- Born: October 2, 1990 (age 35) Edmonton, Alberta, Canada
- Occupation: Baritone

= Jonathon Adams =

Jonathon Adams (born October 2, 1990) is a Cree-Métis (Nêhiyaw-Michif) baritone vocalist from Edmonton (amiskwaciwâskahikan). They specialize in early and baroque music.

== Early life and education ==
Adams was born in Edmonton, Alberta, and raised by an adoptive white settler family. They attended secondary school at the Victoria School Of Performing And Visual Arts, graduating as part of the class of 2008. In their early twenties, Adams began to reconnect with their indigenous heritage, including their biological mother, who was from the Bigstone Cree Nation.
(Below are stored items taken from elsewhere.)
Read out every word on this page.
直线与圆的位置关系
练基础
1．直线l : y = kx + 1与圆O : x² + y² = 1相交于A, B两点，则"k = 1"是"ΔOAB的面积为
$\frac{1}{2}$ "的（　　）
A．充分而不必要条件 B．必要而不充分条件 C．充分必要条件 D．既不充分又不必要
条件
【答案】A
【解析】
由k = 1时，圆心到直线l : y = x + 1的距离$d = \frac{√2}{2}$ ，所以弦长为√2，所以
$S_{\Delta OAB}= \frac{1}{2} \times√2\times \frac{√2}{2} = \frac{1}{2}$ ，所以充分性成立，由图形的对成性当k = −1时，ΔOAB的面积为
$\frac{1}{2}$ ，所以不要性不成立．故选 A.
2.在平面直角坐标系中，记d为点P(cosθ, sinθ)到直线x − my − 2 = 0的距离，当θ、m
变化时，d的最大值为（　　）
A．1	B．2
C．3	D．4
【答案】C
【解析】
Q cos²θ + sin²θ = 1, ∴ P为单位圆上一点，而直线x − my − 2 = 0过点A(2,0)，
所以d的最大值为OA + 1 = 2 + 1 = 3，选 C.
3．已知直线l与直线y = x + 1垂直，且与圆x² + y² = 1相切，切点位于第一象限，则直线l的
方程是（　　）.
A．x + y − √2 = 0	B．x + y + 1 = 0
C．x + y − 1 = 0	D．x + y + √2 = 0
Adams would go on to study at the Royal Academy of Music in London, the Conservatorium van Amsterdam (to pursue a master's degree in Early Music vocals), and the Victoria Conservatory of Music in Victoria, British Columbia. They have also studied under the tutelage of Nancy Argenta, Emma Kirkby, and Edith Wiens.

==Career==
They have performed as a soloist alongside the San Francisco Symphony directed by Masaaki Suzuki, Philippe Herreweghe, and Sigiswald Kuijken. Adams has also performed with the Toronto Symphony Orchestra, the Amsterdam Baroque Orchestra & Choir, and the New York Philharmonic. They are a Netherlands Bach Society fellow.

They were invited to the University of Toronto as an Artist-in-Residence from 2022 to 2023 for the school's Early Music Department.

Adams is currently based in Montreal.

== Personal life ==
Adams is two-spirit. They identify as non-binary and use they/them pronouns.